Expanding the Junction: New Insights into Non-Occluding Roles for Septate Junction Proteins during Development

Abstract

The septate junction (SJ) provides an occluding function for epithelial tissues in invertebrate organisms. This ability to seal the paracellular route between cells allows internal tissues to create unique compartments for organ function and endows the epidermis with a barrier function to restrict the passage of pathogens. Over the past twenty-five years, numerous investigators have identified more than 30 proteins that are required for the formation or maintenance of the SJs in Drosophila melanogaster, and have determined many of the steps involved in the biogenesis of the junction. Along the way, it has become clear that SJ proteins are also required for a number of developmental events that occur throughout the life of the organism. Many of these developmental events occur prior to the formation of the occluding junction, suggesting that SJ proteins possess non-occluding functions. In this review, we will describe the composition of SJs, taking note of which proteins are core components of the junction versus resident or accessory proteins, and the steps involved in the biogenesis of the junction. We will then elaborate on the functions that core SJ proteins likely play outside of their role in forming the occluding junction and describe studies that provide some cell biological perspectives that are beginning to provide mechanistic understanding of how these proteins function in developmental contexts.

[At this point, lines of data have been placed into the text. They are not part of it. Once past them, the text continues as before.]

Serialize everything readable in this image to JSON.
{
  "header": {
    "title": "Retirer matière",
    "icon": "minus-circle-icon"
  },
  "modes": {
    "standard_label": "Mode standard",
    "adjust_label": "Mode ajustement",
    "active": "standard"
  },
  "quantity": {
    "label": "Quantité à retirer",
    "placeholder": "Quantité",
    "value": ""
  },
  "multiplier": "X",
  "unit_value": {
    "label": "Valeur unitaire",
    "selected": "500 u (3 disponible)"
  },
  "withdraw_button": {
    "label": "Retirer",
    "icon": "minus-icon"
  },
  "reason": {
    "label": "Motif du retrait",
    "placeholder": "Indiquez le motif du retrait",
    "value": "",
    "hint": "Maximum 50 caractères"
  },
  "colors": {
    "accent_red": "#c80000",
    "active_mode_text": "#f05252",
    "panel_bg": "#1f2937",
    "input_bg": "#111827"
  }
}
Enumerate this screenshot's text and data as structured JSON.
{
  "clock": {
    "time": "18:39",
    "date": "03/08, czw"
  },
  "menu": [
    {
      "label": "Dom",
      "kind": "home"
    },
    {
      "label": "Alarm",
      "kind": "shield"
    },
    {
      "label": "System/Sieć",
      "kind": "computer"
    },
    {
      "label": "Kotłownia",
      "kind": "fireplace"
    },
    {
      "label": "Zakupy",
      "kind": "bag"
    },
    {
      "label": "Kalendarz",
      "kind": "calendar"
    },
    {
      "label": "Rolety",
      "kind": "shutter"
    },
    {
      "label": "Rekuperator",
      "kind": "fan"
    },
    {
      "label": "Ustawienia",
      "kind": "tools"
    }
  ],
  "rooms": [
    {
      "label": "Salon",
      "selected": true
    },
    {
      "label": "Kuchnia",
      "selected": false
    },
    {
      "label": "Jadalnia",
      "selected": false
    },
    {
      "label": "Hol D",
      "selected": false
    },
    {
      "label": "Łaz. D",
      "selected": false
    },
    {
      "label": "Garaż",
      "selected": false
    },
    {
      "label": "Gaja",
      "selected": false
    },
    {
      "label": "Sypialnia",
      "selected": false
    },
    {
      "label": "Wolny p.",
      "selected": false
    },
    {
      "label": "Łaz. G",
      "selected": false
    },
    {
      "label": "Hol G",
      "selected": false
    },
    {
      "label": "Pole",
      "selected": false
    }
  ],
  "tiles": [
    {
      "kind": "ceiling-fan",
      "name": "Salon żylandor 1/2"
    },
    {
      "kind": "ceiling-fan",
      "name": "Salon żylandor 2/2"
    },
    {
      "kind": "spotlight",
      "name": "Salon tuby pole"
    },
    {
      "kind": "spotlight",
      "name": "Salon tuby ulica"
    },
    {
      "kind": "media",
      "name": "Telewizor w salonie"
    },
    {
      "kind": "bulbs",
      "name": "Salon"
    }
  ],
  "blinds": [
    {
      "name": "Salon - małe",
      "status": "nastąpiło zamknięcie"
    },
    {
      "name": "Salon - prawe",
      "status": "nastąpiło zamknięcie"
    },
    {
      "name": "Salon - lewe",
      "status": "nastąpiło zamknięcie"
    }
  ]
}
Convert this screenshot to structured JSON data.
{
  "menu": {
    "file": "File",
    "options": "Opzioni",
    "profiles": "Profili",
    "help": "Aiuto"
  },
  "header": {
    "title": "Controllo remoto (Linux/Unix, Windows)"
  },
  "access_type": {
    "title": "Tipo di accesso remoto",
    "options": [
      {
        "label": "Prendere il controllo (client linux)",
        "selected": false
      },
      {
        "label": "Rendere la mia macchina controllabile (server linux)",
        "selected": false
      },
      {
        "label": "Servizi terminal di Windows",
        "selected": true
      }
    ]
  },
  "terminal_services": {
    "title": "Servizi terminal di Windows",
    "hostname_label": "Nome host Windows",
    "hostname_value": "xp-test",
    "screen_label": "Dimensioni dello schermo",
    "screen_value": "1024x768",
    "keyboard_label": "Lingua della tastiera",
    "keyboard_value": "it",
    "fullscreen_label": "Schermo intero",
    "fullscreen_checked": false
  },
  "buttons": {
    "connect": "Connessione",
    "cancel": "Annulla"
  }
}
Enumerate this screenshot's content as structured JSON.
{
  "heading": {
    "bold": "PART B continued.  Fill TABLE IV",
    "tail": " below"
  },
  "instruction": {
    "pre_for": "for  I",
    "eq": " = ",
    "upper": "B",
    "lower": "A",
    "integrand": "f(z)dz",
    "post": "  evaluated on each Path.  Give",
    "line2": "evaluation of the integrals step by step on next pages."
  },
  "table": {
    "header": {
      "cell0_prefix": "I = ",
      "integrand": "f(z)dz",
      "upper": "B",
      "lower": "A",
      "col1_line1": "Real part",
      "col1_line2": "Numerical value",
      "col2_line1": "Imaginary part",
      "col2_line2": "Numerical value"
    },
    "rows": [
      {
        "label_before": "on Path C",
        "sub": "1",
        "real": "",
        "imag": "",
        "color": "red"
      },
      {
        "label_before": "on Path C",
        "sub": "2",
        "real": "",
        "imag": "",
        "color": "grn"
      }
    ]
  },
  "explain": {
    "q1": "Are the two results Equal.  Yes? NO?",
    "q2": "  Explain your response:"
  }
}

Keywords: Drosophila; apical/basal polarity; dorsal closure; epithelia; morphogenesis; organogenesis; planar polarity; secretion; septate junction; wound healing.

Figure 1

Structure and biogenesis of SJs. (A) Diagram of a polarized epithelium, showing the location of the adherens junction (AJ) and the septate junction (SJ). Apical is to the top. Note that the septa do not completely encircle the cell but are discontinuous, generating an extended path from the apical to basal side of the epithelium. (B) Electron micrograph of the epidermis in a stage 17 wild type embryo showing the electron dense extracellular septa in the SJ. (C,D) Diagram of the anterior portion (including a salivary gland) of a stage 14 (C) and a stage 17 (D) wild type embryo that had been injected with a 10-kDa rhodamine-labeled dextran (pink). The labeled dextran can cross the salivary gland epithelium and enter the lumen in a stage 14 embryo, but not in a stage 17 embryo due to the formation of the SJ. (E–G) Confocal micrographs of hindguts from w¹¹¹⁸ stage 13–16 embryos stained with antibodies against the AJ protein E-cadherin (in magenta) and the SJ protein Mcr in cyan. (E’–G’) Inverted images of the Mcr channel from (E–G). Mcr localizes all along the lateral membrane in stage 13 embryos (arrows) and begins to be enriched at the SJ (asterisk) with some lateral expression (arrow) and punctate cytoplasmic expression in stage 14 (arrow in inset). By stage 16, Mcr is tightly localized to the region of the SJ (asterisks) and is clearly basal to the AJ protein E cadherin.

Figure 2

Embryonic phenotypes associated with SJ mutations. (A,B) Cuticle preparations of w¹¹¹⁸ (A) and cor⁴ (B) embryos showing defective dorsal closure (asterisk in (B)) and extra cuticle deposits in the region of the salivary gland (arrow in (B)). (C,D) Wheat germ agglutinin stained stage 17 wild type and Mcr¹ embryos showing the long and convoluted Mcr¹ trachea (arrows). (E,F) Confocal images of salivary glands from w¹¹¹⁸ and Nrx-IV⁴³⁰⁴ stage 16 embryos stained for ATPα to outline cells. The Nrx-IV gland is short and fat, with longer apical-basal dimensions (arrows). (G,H) Confocal sections of Z-series through salivary glands from stage 16 w¹¹¹⁸ (G) and Mcr¹ (H) embryos stained with antibodies against Uninflatable (green) and ATPα (red). DAPI is in blue. White line indicates cross section shown in (G’) and (H’) showing the morphology of the lumen. In w¹¹¹⁸ SGs there are 7.5 ± 0.3 nuclei around the lumen compared to 9.2 ± 1.1 in Mcr¹. (I,J) Confocal images of hindguts from Cont^ex956/+ and Cont^ex956 stage 16 embryos stained for Mcr and Crb. The Cont hindgut has much less curvature than the wild type gut (arrows). (K,L) Dorsal thoraces of a control adult (K) and adults expressing RNAi against sinu (L) in the dorsal wing disc using ap-GAL4. Note the misoriented bristles and overall smaller scutellum and the sinu-RNAi thorax (arrows), and the overall disorganization of the bristles in the dorsal thorax (boxed in region). (M,N) Brightfield photomicrographs of GR1-GAL4 (control) and GR1>lac-RNAi stage 14 egg chambers. Note that the lacRNAi egg chamber is substantially rounder than the control egg chamber.